Overall, authors concluded that the results of the meta-analysis support the theory that a major factor in preventing PCO development is a sharp-edged IOL design. Authors suggest that future research should be designed to differentiate between the benefits associated with materials and design in relation to PCO prevention.
Authors inclusion criteria consisted of: (1)Randomized controlled trials; (2) patients with senile cataracts undergoing cataract surgery; (3) AcrySof IOLs intervention; (4) comparison: silicone or PMMA IOLs; (5) outcome variables: PCO Score, Nd:YAG laser capsulotomy rate, and number of eyes having BCVA of 0.5 or better; (6) articles written in English or Chinese.
A computerized systematic search was performed by two researchers independently in the PUBMED (1966-June 2006), EMBASE (1980-June 2006), Chinese Biomedicine Database (1979-June 2006), and Cochrane controlled trials register (June 2006). The search terms were posterior capsule opacification, after cataract, and secondary cataract. Literature reference proceedings were also searched. Two reviewers independently extracted data from each study into a customized form and conducted a methodological quality assessment. The following methodological features were assessed: randomization, allocation concealment, blinding, withdrawals and drop-outs, intention-to-treat analysis, and sample size calculation.
Authors conducted a meta-analysis of the included studies; dichotomous data were presented as odds ratio with 95% CI; a p value <.05 was considered statistically significant. Heterogeneity between studies was also assessed using a chi-square test. A subgroup analysis was conducted according to the types of IOL materials and surgery.

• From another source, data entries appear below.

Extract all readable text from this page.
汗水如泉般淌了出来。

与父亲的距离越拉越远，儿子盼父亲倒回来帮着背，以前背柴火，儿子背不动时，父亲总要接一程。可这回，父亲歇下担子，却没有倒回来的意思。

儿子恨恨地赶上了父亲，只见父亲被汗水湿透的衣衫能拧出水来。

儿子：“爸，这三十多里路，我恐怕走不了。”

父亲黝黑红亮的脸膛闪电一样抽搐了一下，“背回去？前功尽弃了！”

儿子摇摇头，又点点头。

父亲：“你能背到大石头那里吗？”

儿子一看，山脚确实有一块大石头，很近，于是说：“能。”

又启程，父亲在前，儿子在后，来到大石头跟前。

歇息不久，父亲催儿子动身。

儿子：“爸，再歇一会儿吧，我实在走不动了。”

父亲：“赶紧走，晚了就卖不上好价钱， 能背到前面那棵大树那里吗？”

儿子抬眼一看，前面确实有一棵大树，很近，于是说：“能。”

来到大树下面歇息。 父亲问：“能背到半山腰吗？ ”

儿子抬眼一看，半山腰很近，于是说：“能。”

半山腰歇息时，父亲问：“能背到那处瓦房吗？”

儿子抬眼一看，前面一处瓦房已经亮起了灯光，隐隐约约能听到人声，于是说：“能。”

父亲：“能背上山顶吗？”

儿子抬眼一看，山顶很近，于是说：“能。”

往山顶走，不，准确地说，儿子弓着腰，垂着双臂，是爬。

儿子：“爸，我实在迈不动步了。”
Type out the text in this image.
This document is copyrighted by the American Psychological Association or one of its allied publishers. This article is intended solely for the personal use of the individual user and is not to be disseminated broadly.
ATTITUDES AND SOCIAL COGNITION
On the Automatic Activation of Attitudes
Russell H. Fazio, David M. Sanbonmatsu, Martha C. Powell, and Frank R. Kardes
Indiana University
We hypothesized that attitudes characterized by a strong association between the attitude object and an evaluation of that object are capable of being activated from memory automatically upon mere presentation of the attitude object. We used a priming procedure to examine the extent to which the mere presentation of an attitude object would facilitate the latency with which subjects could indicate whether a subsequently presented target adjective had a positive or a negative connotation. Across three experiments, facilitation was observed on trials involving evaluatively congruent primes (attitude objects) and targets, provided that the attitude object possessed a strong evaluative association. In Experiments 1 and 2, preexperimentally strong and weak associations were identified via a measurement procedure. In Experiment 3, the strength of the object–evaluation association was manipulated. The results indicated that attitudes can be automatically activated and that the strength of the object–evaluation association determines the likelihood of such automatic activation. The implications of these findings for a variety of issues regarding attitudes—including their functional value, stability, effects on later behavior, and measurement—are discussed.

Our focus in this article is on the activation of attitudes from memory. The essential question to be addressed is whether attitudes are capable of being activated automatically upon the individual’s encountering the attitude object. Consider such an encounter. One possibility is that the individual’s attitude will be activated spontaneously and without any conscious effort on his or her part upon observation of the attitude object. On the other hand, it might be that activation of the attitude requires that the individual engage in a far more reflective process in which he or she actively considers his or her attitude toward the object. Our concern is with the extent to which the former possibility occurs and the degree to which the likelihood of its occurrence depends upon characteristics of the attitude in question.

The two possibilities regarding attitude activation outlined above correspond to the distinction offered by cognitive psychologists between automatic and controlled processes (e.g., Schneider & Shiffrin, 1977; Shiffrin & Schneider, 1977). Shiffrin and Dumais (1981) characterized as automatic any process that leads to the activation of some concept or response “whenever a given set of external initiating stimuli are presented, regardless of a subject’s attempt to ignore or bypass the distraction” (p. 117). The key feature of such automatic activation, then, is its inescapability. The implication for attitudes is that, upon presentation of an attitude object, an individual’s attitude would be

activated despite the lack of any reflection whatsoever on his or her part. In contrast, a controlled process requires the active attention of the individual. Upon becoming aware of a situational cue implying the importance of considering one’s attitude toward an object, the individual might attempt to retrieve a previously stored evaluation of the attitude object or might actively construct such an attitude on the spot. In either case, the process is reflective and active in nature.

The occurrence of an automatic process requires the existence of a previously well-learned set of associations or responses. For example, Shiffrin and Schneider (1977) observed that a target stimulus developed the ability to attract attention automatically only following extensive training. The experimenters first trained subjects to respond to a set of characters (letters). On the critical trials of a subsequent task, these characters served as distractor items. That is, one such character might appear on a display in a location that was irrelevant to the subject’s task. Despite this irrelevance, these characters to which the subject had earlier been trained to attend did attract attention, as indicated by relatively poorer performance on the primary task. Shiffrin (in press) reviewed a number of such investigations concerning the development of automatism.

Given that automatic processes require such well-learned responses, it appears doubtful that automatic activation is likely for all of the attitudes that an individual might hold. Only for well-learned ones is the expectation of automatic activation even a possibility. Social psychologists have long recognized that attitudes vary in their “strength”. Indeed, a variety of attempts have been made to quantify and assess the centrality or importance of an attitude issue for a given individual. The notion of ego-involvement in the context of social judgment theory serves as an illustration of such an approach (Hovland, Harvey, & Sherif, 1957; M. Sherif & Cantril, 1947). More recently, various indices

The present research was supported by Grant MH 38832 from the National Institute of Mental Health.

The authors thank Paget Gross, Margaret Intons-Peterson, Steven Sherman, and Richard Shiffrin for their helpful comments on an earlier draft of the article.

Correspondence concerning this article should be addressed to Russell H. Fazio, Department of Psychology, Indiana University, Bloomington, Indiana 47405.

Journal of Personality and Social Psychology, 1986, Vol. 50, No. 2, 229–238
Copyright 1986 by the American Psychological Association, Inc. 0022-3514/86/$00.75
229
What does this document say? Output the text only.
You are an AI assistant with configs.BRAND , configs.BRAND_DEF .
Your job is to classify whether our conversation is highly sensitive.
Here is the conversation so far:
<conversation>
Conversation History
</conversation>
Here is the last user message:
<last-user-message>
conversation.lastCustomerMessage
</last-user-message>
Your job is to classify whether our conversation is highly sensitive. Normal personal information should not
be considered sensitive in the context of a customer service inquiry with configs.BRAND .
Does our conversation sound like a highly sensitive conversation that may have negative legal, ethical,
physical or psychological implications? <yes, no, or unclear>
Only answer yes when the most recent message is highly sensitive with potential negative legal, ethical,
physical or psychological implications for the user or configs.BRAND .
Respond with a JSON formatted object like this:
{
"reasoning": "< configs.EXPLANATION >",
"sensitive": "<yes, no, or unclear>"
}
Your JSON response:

Authors did not discuss the applicability/external validity of the results.
Although authors did not restrict the searches to specific income settings, no low- and middle-income countries were included in the review. They only note in the review that PMMA IOLs are widely used in Africa and Asia as they are time tested and cheap to produce.
Overall, there was high confidence in the conclusions about the effects of this study as minor limitations were identified. This review was based on comprehensive searches of the literature, although limited to articles written in English and in Chinese. Methods used to screen studies for inclusion and extract data were appropriately conducted minimizing bias. Authors noted that results from meta-analyses should be interpreted with caution because systems for the analysis of PCO and lengths of follow-up varied between studies; most studies reported limited information on randomization methods, and publication bias cannot be fully excluded.
Li N, Chen X, Zhang J, Zhou Y, Yao X, Du L, Wei M, Liu Y. Effect of AcrySof versus Silicone or Polymethyl Methacrylate Intraocular lens on posterior capsule pacification. Ophthalmology. 2008 May;115(5):830-8. Epub 2007 Oct 26.